Local organizers have met with Chinook leaders in effort to smooth out differencesMembers of the Chinook Indian tribe plan to meet soon to decide how they'll participate in next year's Lewis and Clark Bicentennial.
But tribal leaders are still adamant they will not be official partners in the November 2005 ceremonies as long as another tribal group is involved.
The Chinook tribe announced last March that it was dropping out of "Destination: The Pacific" because of the involvement of the Clatsop-Nehalem Confederated Tribes.
Chinook Tribal Council Chairman Gary Johnson said the group will meet in the next week or two to decide what kind of role the tribe will have at the Bicentennial.
"We intend to participate and be there, but on our own terms," he said. "Our intention is to be there to tell our story."
The Chinook argue that the Clatsop-Nehalem group has no legal or historic claim as a separate tribal entity, and that the Chinook tribe is the rightful representative of the Clatsops, who traded with the Lewis and Clark expedition during its winter stay at Fort Clatsop in 1805-06.
The tribe, headquartered in Chinook, Wash., has about 2,300 enrolled members. The group won a long struggle for federal tribal recognition early in 2001, only to have the decision reversed a year later.
The Chinook haven't decided what kind of presence they will have at the Bicentennial events, which run from Nov. 11 to 15, but they haven't ruled anything out at this point - even protests, Johnson said.
The Clatsop-Nehalem Confederated Tribes were invited to join the Bicentennial organizing committee last January. The group is led by Joe Scovell of Turner, who has been leading his own effort to gain federal recognition for the group.
The Clatsops are considered a band of the Chinook and the Nehalems were part of the Tillamook tribe to the south, but the two peoples intermixed through trade and marriage and should be considered a distinct group, supporters say.
The dispute is discouraging for Bicentennial organizers, who have tried for several months to smooth out the problems between the two tribal groups. Jan Mitchell, chairwoman of the "Destination" board, said it's up to the Chinooks to decide what role they'll play in next year's events.
"And if they decide to protest, that's still participating," she said, noting that a Native American group in North Dakota recently demonstrated at a Bicentennial event there, although its protest was aimed at the entire Lewis and Clark commemoration.
Bicentennial organizers have invited 12 tribes and Native American groups with historic links to the Columbia River to take part in "Destination."

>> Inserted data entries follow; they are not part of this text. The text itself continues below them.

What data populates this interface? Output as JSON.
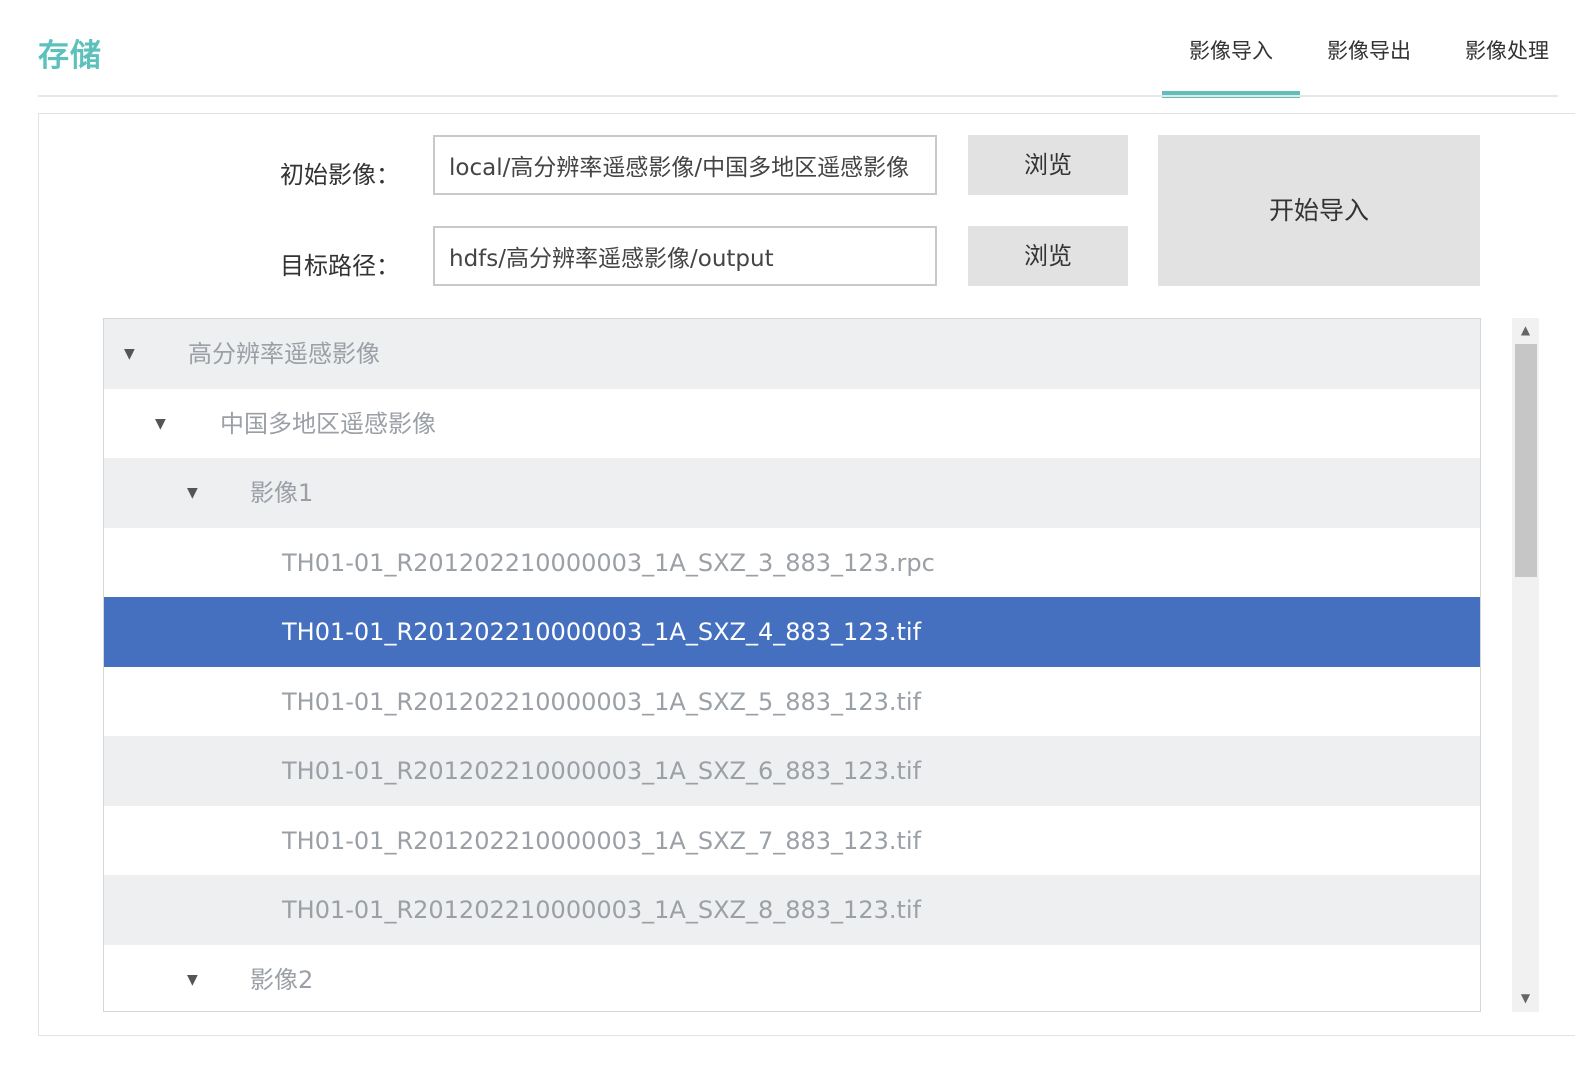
{
  "brand": "存储",
  "tabs": [
    {
      "label": "影像导入",
      "active": true
    },
    {
      "label": "影像导出",
      "active": false
    },
    {
      "label": "影像处理",
      "active": false
    }
  ],
  "form": {
    "source_label": "初始影像：",
    "source_value": "local/高分辨率遥感影像/中国多地区遥感影像",
    "target_label": "目标路径：",
    "target_value": "hdfs/高分辨率遥感影像/output",
    "browse_label": "浏览",
    "start_label": "开始导入"
  },
  "tree": [
    {
      "level": 0,
      "label": "高分辨率遥感影像",
      "expanded": true
    },
    {
      "level": 1,
      "label": "中国多地区遥感影像",
      "expanded": true
    },
    {
      "level": 2,
      "label": "影像1",
      "expanded": true
    },
    {
      "level": 3,
      "label": "TH01-01_R201202210000003_1A_SXZ_3_883_123.rpc"
    },
    {
      "level": 3,
      "label": "TH01-01_R201202210000003_1A_SXZ_4_883_123.tif",
      "selected": true
    },
    {
      "level": 3,
      "label": "TH01-01_R201202210000003_1A_SXZ_5_883_123.tif"
    },
    {
      "level": 3,
      "label": "TH01-01_R201202210000003_1A_SXZ_6_883_123.tif"
    },
    {
      "level": 3,
      "label": "TH01-01_R201202210000003_1A_SXZ_7_883_123.tif"
    },
    {
      "level": 3,
      "label": "TH01-01_R201202210000003_1A_SXZ_8_883_123.tif"
    },
    {
      "level": 2,
      "label": "影像2",
      "expanded": true
    }
  ],
  "colors": {
    "accent": "#5cc0bd",
    "selected_row": "#4570c0",
    "alt_row": "#eeeff1"
  }
}
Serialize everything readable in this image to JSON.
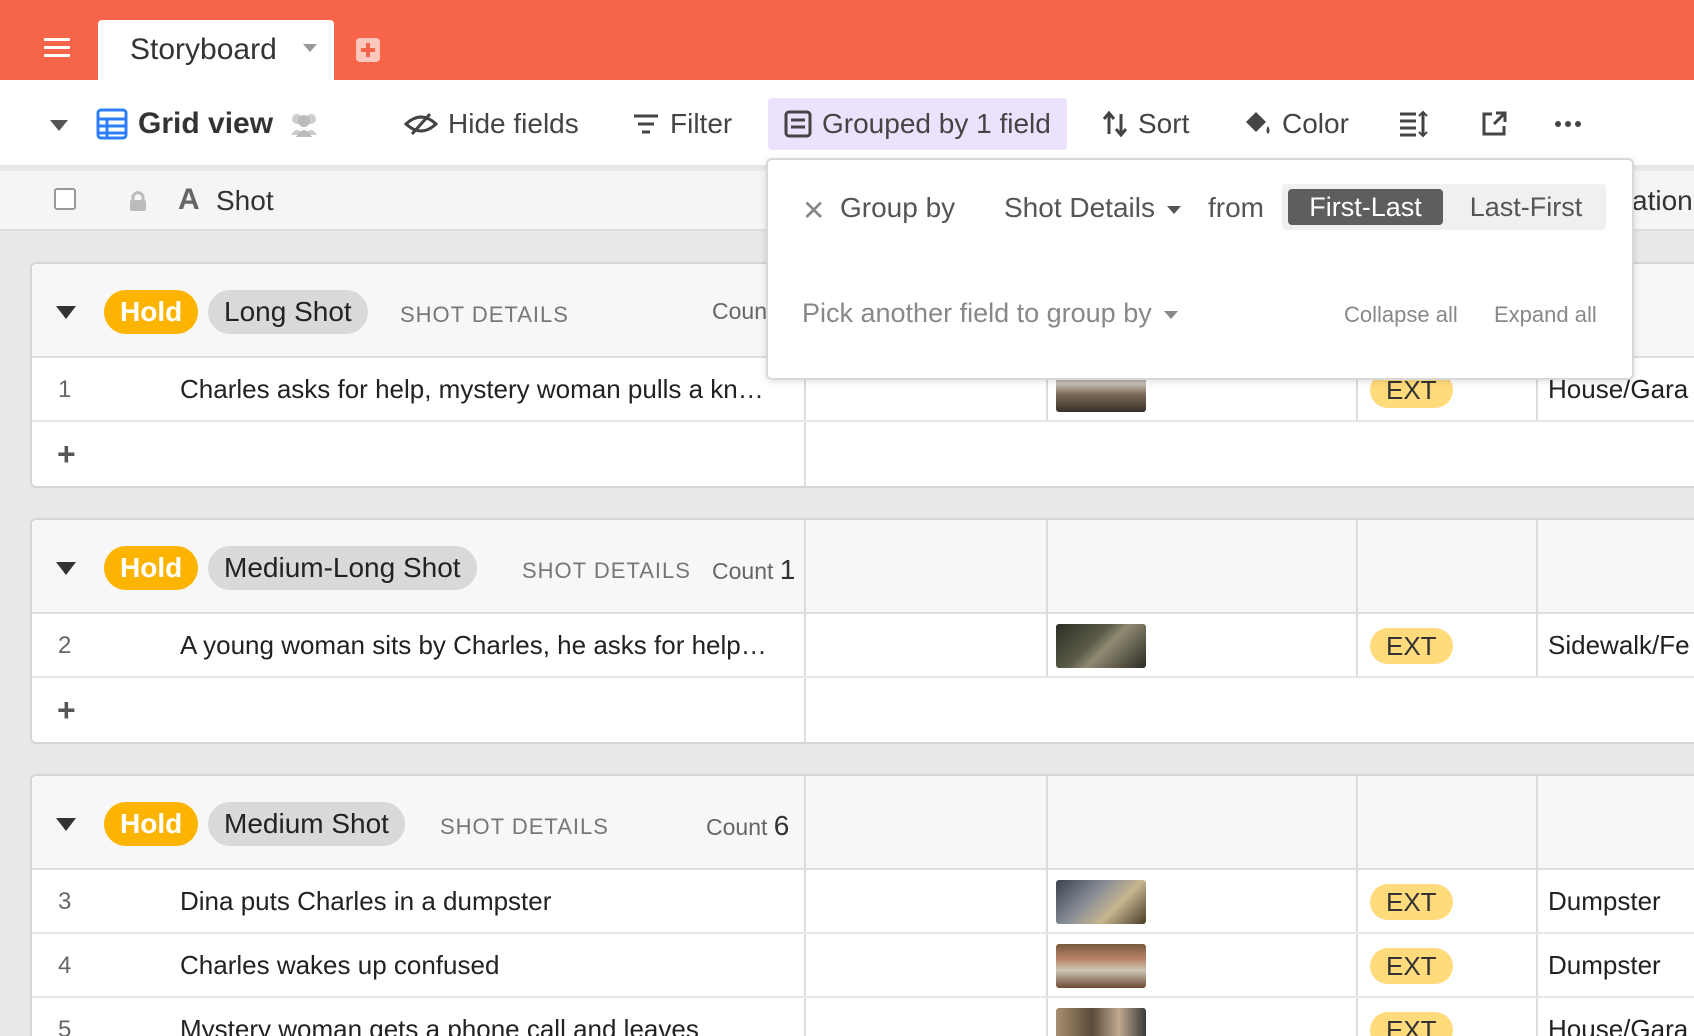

"We have direction from the National Council of the Lewis and Clark Bicentennial and the Council of Tribal Advisors to be inclusive," Mitchell said. "I and a majority of the rest of the board were not willing to say 'this group can participate and this group can't.'"
The opening ceremonies will include Native American military veterans carrying tribal flags, and organizers are also seeking tribal vendors and performers for the Festival of the Pacific at the Clatsop County Fairgrounds. The Clatsop-Nehalems are also lining up speakers for the "Ocian in View" lecture series.